Bomba relógio (por Maria Gabriela Curubeto Godoy)

Resgate em Canoas. (Foto: Bruna Ouriques/Prefeitura de Canoas)
Resgate em Canoas. (Foto: Bruna Ouriques/Prefeitura de Canoas)

Maria Gabriela Curubeto Godoy (*)

Há cerca de duas semanas, o Rio Grande do Sul tem sido devastado pelas enchentes. Respostas imediatas, de resgate de pessoas e animais ilhados e em risco de serem engolidos pelas águas foram acionadas, em um esforço coletivo e inesgotável da Defesa Civil, bombeiros, forças armadas, voluntários e tantos outros grupos. Desde Porto Alegre, helicópteros e mais helicópteros se sucedem no céu.

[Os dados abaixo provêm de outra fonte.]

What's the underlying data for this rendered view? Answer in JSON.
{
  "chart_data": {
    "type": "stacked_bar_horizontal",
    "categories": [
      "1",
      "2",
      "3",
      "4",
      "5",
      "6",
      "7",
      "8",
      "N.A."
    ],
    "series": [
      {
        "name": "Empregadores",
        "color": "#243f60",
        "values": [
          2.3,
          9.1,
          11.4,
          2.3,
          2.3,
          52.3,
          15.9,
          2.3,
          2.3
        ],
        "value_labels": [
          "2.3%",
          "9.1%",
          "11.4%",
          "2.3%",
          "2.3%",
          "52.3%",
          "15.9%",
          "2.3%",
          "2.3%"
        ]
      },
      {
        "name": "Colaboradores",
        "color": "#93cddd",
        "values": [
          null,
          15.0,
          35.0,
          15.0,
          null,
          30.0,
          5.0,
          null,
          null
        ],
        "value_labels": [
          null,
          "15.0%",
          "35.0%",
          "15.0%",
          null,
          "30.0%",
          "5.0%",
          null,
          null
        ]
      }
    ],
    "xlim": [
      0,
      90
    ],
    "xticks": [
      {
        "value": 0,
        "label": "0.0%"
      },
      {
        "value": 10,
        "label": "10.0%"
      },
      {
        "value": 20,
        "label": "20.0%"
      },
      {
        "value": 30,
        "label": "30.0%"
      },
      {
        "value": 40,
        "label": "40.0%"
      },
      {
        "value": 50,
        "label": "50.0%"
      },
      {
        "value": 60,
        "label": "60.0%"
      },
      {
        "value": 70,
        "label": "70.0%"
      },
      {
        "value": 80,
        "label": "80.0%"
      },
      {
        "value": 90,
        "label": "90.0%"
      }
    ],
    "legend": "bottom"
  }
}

Pessoas resgatadas e evacuadas passaram a ser recebidas em espaços improvisados e rapidamente organizados, tornando a área metropolitana do Estado e tantas outras regiões em um enorme conglomerado de campos de refugiados climáticos. Em um afã solidário, espontâneo e voluntário pipocaram abrigos por todos os lados, vinculados a associações e centros comunitários, igrejas, escolas, universidades, e tantas outras entidades e instituições. Alguns grupos afeitos ao libertarianismo político e econômico logo se apropriaram  e passaram, oportunisticamente, a propagandear essas iniciativas a partir de lemas como “é povo pelo povo”. 

Mas, e o Estado? Que lugar lhe cabe ante tamanho desastre? “Vai depender da concepção de Estado”, responderão alguns prontamente. Concepções de Estado Mínimo, como as que vigoram nas atuais gestões governamentais do município de Porto Alegre e do Estado do Rio Grande do Sul, certamente têm dificuldades em lidar com a situação. E isso se torna evidente ao ver a dificuldade em coordenar o caos instalado. 

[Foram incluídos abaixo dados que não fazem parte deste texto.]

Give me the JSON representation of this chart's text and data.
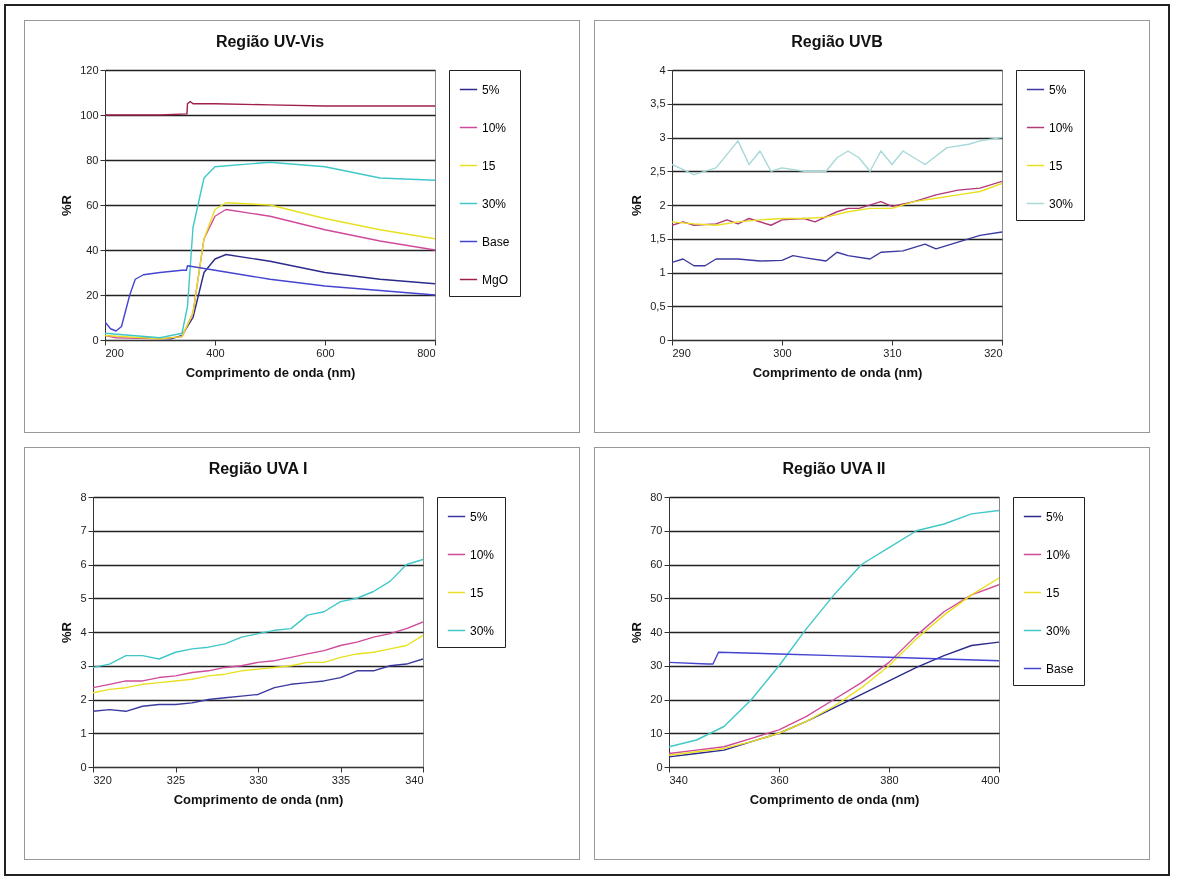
{
  "chart_data": [
    {
      "type": "line",
      "title": "Região UV-Vis",
      "xlabel": "Comprimento de onda (nm)",
      "ylabel": "%R",
      "xlim": [
        200,
        800
      ],
      "xticks": [
        200,
        400,
        600,
        800
      ],
      "ylim": [
        0,
        120
      ],
      "yticks": [
        0,
        20,
        40,
        60,
        80,
        100,
        120
      ],
      "grid": "y",
      "legend": "right",
      "marker": "none",
      "line_style": "solid",
      "series": [
        {
          "name": "5%",
          "color": "#2a2a8c",
          "x": [
            260,
            320,
            340,
            360,
            380,
            400,
            420,
            500,
            600,
            700,
            800
          ],
          "values": [
            1,
            0.5,
            2,
            10,
            30,
            36,
            38,
            35,
            30,
            27,
            25
          ]
        },
        {
          "name": "10%",
          "color": "#d04a9a",
          "x": [
            200,
            220,
            300,
            340,
            360,
            380,
            400,
            420,
            500,
            600,
            700,
            800
          ],
          "values": [
            2,
            1,
            0.5,
            1.5,
            12,
            45,
            55,
            58,
            55,
            49,
            44,
            40
          ]
        },
        {
          "name": "15",
          "color": "#e8e020",
          "x": [
            200,
            300,
            340,
            360,
            380,
            400,
            420,
            500,
            600,
            700,
            800
          ],
          "values": [
            2,
            0.5,
            1.5,
            12,
            45,
            58,
            61,
            60,
            54,
            49,
            45
          ]
        },
        {
          "name": "30%",
          "color": "#40c8c8",
          "x": [
            200,
            300,
            340,
            350,
            360,
            380,
            400,
            500,
            600,
            700,
            800
          ],
          "values": [
            3,
            1,
            3,
            15,
            50,
            72,
            77,
            79,
            77,
            72,
            71
          ]
        },
        {
          "name": "Base",
          "color": "#4444d0",
          "x": [
            200,
            210,
            220,
            230,
            245,
            255,
            270,
            300,
            340,
            348,
            350,
            400,
            500,
            600,
            700,
            800
          ],
          "values": [
            8,
            5,
            4,
            6,
            20,
            27,
            29,
            30,
            31,
            31,
            33,
            31,
            27,
            24,
            22,
            20
          ]
        },
        {
          "name": "MgO",
          "color": "#a02048",
          "x": [
            200,
            250,
            300,
            349,
            350,
            355,
            360,
            400,
            500,
            600,
            700,
            800
          ],
          "values": [
            100,
            100,
            100,
            100.5,
            105,
            106,
            105,
            105,
            104.5,
            104,
            104,
            104
          ]
        }
      ]
    },
    {
      "type": "line",
      "title": "Região UVB",
      "xlabel": "Comprimento de onda (nm)",
      "ylabel": "%R",
      "xlim": [
        290,
        320
      ],
      "xticks": [
        290,
        300,
        310,
        320
      ],
      "ylim": [
        0,
        4
      ],
      "yticks": [
        0,
        {
          "value": 0.5,
          "label": "0,5"
        },
        1,
        {
          "value": 1.5,
          "label": "1,5"
        },
        2,
        {
          "value": 2.5,
          "label": "2,5"
        },
        3,
        {
          "value": 3.5,
          "label": "3,5"
        },
        4
      ],
      "grid": "y",
      "legend": "right",
      "marker": "none",
      "line_style": "solid",
      "series": [
        {
          "name": "5%",
          "color": "#3a3aa0",
          "x": [
            290,
            291,
            292,
            293,
            294,
            296,
            298,
            300,
            301,
            302,
            304,
            305,
            306,
            308,
            309,
            311,
            313,
            314,
            316,
            318,
            320
          ],
          "values": [
            1.15,
            1.2,
            1.1,
            1.1,
            1.2,
            1.2,
            1.17,
            1.18,
            1.25,
            1.22,
            1.17,
            1.3,
            1.25,
            1.2,
            1.3,
            1.32,
            1.42,
            1.35,
            1.45,
            1.55,
            1.6
          ]
        },
        {
          "name": "10%",
          "color": "#b03a7a",
          "x": [
            290,
            291,
            292,
            294,
            295,
            296,
            297,
            299,
            300,
            302,
            303,
            305,
            306,
            307,
            309,
            310,
            312,
            314,
            316,
            318,
            320
          ],
          "values": [
            1.7,
            1.75,
            1.7,
            1.72,
            1.78,
            1.72,
            1.8,
            1.7,
            1.78,
            1.8,
            1.75,
            1.9,
            1.95,
            1.95,
            2.05,
            1.98,
            2.05,
            2.15,
            2.22,
            2.25,
            2.35
          ]
        },
        {
          "name": "15",
          "color": "#e8e020",
          "x": [
            290,
            292,
            294,
            296,
            298,
            300,
            302,
            304,
            306,
            308,
            310,
            312,
            314,
            316,
            318,
            320
          ],
          "values": [
            1.75,
            1.72,
            1.7,
            1.75,
            1.78,
            1.8,
            1.8,
            1.82,
            1.9,
            1.95,
            1.95,
            2.05,
            2.1,
            2.15,
            2.2,
            2.32
          ]
        },
        {
          "name": "30%",
          "color": "#a8d8d8",
          "x": [
            290,
            292,
            294,
            296,
            297,
            298,
            299,
            300,
            302,
            304,
            305,
            306,
            307,
            308,
            309,
            310,
            311,
            312,
            313,
            315,
            317,
            318,
            320
          ],
          "values": [
            2.6,
            2.45,
            2.55,
            2.95,
            2.6,
            2.8,
            2.5,
            2.55,
            2.5,
            2.5,
            2.7,
            2.8,
            2.7,
            2.5,
            2.8,
            2.6,
            2.8,
            2.7,
            2.6,
            2.85,
            2.9,
            2.95,
            3.0
          ]
        }
      ]
    },
    {
      "type": "line",
      "title": "Região UVA I",
      "xlabel": "Comprimento de onda (nm)",
      "ylabel": "%R",
      "xlim": [
        320,
        340
      ],
      "xticks": [
        320,
        325,
        330,
        335,
        340
      ],
      "ylim": [
        0,
        8
      ],
      "yticks": [
        0,
        1,
        2,
        3,
        4,
        5,
        6,
        7,
        8
      ],
      "grid": "y",
      "legend": "right",
      "marker": "none",
      "line_style": "solid",
      "series": [
        {
          "name": "5%",
          "color": "#3a3aa0",
          "x": [
            320,
            321,
            322,
            323,
            324,
            325,
            326,
            327,
            328,
            329,
            330,
            331,
            332,
            333,
            334,
            335,
            336,
            337,
            338,
            339,
            340
          ],
          "values": [
            1.65,
            1.7,
            1.65,
            1.8,
            1.85,
            1.85,
            1.9,
            2.0,
            2.05,
            2.1,
            2.15,
            2.35,
            2.45,
            2.5,
            2.55,
            2.65,
            2.85,
            2.85,
            3.0,
            3.05,
            3.2
          ]
        },
        {
          "name": "10%",
          "color": "#d04a9a",
          "x": [
            320,
            321,
            322,
            323,
            324,
            325,
            326,
            327,
            328,
            329,
            330,
            331,
            332,
            333,
            334,
            335,
            336,
            337,
            338,
            339,
            340
          ],
          "values": [
            2.35,
            2.45,
            2.55,
            2.55,
            2.65,
            2.7,
            2.8,
            2.85,
            2.95,
            3.0,
            3.1,
            3.15,
            3.25,
            3.35,
            3.45,
            3.6,
            3.7,
            3.85,
            3.95,
            4.1,
            4.3
          ]
        },
        {
          "name": "15",
          "color": "#e8e020",
          "x": [
            320,
            321,
            322,
            323,
            324,
            325,
            326,
            327,
            328,
            329,
            330,
            331,
            332,
            333,
            334,
            335,
            336,
            337,
            338,
            339,
            340
          ],
          "values": [
            2.2,
            2.3,
            2.35,
            2.45,
            2.5,
            2.55,
            2.6,
            2.7,
            2.75,
            2.85,
            2.9,
            2.95,
            3.0,
            3.1,
            3.1,
            3.25,
            3.35,
            3.4,
            3.5,
            3.6,
            3.9
          ]
        },
        {
          "name": "30%",
          "color": "#40c8c8",
          "x": [
            320,
            321,
            322,
            323,
            324,
            325,
            326,
            327,
            328,
            329,
            330,
            331,
            332,
            333,
            334,
            335,
            336,
            337,
            338,
            339,
            340
          ],
          "values": [
            2.95,
            3.05,
            3.3,
            3.3,
            3.2,
            3.4,
            3.5,
            3.55,
            3.65,
            3.85,
            3.95,
            4.05,
            4.1,
            4.5,
            4.6,
            4.9,
            5.0,
            5.2,
            5.5,
            6.0,
            6.15
          ]
        }
      ]
    },
    {
      "type": "line",
      "title": "Região UVA II",
      "xlabel": "Comprimento de onda (nm)",
      "ylabel": "%R",
      "xlim": [
        340,
        400
      ],
      "xticks": [
        340,
        360,
        380,
        400
      ],
      "ylim": [
        0,
        80
      ],
      "yticks": [
        0,
        10,
        20,
        30,
        40,
        50,
        60,
        70,
        80
      ],
      "grid": "y",
      "legend": "right",
      "marker": "none",
      "line_style": "solid",
      "series": [
        {
          "name": "5%",
          "color": "#2a2a8c",
          "x": [
            340,
            345,
            350,
            355,
            360,
            365,
            370,
            375,
            380,
            385,
            390,
            395,
            400
          ],
          "values": [
            3,
            4,
            5,
            7.5,
            10,
            13.5,
            17.5,
            21.5,
            25.5,
            29.5,
            33,
            36,
            37
          ]
        },
        {
          "name": "10%",
          "color": "#d04a9a",
          "x": [
            340,
            345,
            350,
            355,
            360,
            365,
            370,
            375,
            380,
            385,
            390,
            395,
            400
          ],
          "values": [
            4,
            5,
            6,
            8.5,
            11,
            15,
            20,
            25,
            31,
            39,
            46,
            51,
            54
          ]
        },
        {
          "name": "15",
          "color": "#e8e020",
          "x": [
            340,
            345,
            350,
            355,
            360,
            365,
            370,
            375,
            380,
            385,
            390,
            395,
            400
          ],
          "values": [
            3.5,
            4.5,
            5.5,
            7.5,
            10,
            13.5,
            18,
            23.5,
            30,
            38,
            45,
            51,
            56
          ]
        },
        {
          "name": "30%",
          "color": "#40c8c8",
          "x": [
            340,
            345,
            350,
            355,
            360,
            365,
            370,
            375,
            380,
            385,
            390,
            395,
            400
          ],
          "values": [
            6,
            8,
            12,
            20,
            30,
            41,
            51,
            60,
            65,
            70,
            72,
            75,
            76
          ]
        },
        {
          "name": "Base",
          "color": "#4444d0",
          "x": [
            340,
            347,
            348,
            349,
            360,
            370,
            380,
            390,
            400
          ],
          "values": [
            31,
            30.5,
            30.5,
            34,
            33.5,
            33,
            32.5,
            32,
            31.5
          ]
        }
      ]
    }
  ]
}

Tomando Porto Alegre como exemplo, observa-se a ausência da gestão em assumir coisas básicas, como “sim, os abrigos comunitários abertos por voluntários precisam ser corresponsabilidade junto com o município”. Isso não significa que o subdimensionado setor público estatal, desmantelado e empresariado nas últimas gestões governamentais, sobretudo em setores extremamente sensíveis na crise atual, como a assistência social e a saúde, tenha que assumir sozinho o atendimento direto ao caos. 

Mas é o Estado quem deve fazer o dimensionamento de necessidades; a sugestão de distribuição, localização e número de vagas de abrigos; a definição de diretrizes básicas  de funcionamento; a avaliação da necessidade ou não de equipes de saúde dentro do abrigo, usando critérios como número de vagas, acessibilidade a serviços de saúde no território, dimensionamento dos serviços de saúde próximos, e outros; a articulação do fluxo de doações e tantas outras coisas que não envolvem necessariamente a assistência direta, mas exigem assumir o comando da situação.  Algo que piora ainda mais em ano de eleição, quando a máquina administrativa para ou entra em ritmo lento.

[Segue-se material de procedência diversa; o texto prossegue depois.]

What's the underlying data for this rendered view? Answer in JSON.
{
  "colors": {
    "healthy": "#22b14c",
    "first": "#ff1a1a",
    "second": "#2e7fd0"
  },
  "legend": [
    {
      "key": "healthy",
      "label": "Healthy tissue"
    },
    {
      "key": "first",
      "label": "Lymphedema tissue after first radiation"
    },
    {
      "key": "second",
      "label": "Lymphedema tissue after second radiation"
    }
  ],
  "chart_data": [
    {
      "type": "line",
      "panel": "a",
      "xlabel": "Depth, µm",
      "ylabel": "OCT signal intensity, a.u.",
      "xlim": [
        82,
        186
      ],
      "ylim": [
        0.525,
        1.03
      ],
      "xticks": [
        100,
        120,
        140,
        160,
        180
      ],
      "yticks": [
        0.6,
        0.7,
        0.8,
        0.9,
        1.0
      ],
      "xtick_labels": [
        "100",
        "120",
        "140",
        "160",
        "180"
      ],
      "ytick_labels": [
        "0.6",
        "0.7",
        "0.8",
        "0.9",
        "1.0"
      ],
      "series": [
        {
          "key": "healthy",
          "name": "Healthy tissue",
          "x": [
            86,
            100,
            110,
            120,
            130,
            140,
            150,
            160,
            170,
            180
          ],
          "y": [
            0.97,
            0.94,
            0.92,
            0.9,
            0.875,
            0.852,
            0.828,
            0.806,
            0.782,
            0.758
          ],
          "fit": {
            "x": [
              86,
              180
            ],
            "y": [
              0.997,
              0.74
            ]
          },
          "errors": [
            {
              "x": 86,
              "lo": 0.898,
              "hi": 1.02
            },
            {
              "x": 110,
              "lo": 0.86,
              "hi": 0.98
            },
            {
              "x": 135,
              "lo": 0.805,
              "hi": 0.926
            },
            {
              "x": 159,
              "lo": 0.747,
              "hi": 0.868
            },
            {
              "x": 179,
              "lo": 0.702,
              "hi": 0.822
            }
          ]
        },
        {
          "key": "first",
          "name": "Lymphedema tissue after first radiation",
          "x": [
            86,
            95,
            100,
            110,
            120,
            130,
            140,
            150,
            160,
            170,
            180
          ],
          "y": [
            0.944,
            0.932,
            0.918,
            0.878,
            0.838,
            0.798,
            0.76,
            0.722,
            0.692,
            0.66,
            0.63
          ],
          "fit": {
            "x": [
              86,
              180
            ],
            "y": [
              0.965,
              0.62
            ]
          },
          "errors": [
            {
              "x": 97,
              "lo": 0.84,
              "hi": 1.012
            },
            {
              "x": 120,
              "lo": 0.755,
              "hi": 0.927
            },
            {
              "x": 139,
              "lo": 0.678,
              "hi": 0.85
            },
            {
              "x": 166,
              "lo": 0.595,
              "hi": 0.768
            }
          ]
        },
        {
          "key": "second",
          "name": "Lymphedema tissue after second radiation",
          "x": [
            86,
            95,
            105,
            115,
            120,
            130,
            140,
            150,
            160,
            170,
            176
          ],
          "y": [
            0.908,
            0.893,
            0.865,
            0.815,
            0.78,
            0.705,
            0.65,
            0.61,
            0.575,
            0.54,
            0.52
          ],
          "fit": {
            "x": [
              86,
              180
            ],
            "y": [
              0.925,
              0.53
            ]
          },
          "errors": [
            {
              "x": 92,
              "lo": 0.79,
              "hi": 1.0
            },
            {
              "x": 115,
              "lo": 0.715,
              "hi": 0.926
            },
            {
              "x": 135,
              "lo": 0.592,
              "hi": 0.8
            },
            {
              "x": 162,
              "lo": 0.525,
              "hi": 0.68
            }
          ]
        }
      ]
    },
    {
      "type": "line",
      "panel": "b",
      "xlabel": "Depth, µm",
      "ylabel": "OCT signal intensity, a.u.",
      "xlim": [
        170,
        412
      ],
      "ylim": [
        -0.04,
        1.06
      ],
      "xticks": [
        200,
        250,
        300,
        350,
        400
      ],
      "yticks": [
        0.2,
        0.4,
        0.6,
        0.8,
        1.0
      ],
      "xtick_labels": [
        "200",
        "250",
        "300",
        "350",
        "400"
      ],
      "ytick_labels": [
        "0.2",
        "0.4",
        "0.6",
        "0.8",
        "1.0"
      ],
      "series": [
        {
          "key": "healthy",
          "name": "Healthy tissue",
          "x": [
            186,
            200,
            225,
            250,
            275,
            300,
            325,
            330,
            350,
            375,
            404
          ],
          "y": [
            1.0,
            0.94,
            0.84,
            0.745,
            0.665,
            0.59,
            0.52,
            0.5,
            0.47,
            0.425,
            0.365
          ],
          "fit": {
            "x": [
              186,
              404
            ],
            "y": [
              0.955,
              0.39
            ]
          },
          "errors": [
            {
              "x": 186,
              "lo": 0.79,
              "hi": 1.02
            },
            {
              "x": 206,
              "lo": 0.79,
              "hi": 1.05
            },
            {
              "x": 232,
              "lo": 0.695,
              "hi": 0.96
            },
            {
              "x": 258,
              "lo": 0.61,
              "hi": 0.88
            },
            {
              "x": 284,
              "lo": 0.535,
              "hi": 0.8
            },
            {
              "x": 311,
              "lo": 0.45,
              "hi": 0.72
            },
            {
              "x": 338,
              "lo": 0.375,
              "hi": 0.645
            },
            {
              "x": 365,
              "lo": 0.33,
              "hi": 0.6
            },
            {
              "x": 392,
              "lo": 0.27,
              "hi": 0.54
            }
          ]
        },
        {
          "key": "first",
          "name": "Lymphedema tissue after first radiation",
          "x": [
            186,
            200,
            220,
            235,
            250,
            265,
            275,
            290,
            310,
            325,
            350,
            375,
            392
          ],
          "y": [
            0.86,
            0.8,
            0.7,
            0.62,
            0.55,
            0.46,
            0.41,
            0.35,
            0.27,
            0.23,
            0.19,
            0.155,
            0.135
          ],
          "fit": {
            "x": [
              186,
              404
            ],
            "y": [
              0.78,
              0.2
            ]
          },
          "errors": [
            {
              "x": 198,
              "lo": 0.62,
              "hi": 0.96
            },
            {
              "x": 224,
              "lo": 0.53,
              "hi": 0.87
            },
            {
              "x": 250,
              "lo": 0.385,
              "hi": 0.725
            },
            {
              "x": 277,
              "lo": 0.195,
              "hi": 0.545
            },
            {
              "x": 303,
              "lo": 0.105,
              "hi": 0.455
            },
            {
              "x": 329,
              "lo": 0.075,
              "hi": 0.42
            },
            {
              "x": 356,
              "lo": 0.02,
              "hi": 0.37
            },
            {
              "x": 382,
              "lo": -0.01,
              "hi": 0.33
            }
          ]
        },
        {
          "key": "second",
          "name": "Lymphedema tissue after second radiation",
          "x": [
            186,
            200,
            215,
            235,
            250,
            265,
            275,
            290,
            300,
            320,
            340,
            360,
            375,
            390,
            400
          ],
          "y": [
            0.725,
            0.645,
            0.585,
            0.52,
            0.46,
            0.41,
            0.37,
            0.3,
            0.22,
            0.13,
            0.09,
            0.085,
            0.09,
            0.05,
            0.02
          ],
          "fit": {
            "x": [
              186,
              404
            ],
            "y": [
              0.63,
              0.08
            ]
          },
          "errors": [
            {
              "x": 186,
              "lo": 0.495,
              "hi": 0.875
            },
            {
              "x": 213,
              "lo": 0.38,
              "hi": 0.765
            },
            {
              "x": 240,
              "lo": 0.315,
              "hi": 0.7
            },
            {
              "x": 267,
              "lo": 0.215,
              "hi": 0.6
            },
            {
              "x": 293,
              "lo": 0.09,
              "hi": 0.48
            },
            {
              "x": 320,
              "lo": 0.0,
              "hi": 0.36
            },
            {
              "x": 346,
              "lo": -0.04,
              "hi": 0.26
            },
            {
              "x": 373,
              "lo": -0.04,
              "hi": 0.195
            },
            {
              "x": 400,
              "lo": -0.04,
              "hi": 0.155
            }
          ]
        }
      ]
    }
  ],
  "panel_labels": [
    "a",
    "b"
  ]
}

O exemplo dos abrigos não coloca a responsabilidade apenas na Assistência Social estatal, mas na atuação efetiva de um Gabinete ou Comitê de Crise que precisa mostrar minimamente a sua cara, apresentar quem são seus representantes e referências nos diferentes setores governamentais. Ou seja, mesmo para os defensores do Estado Mínimo, é na crise que se morde a língua e o Estado – ente relegado e desqualificado por muitos dos governantes atuais – precisa mostrar a sua cara.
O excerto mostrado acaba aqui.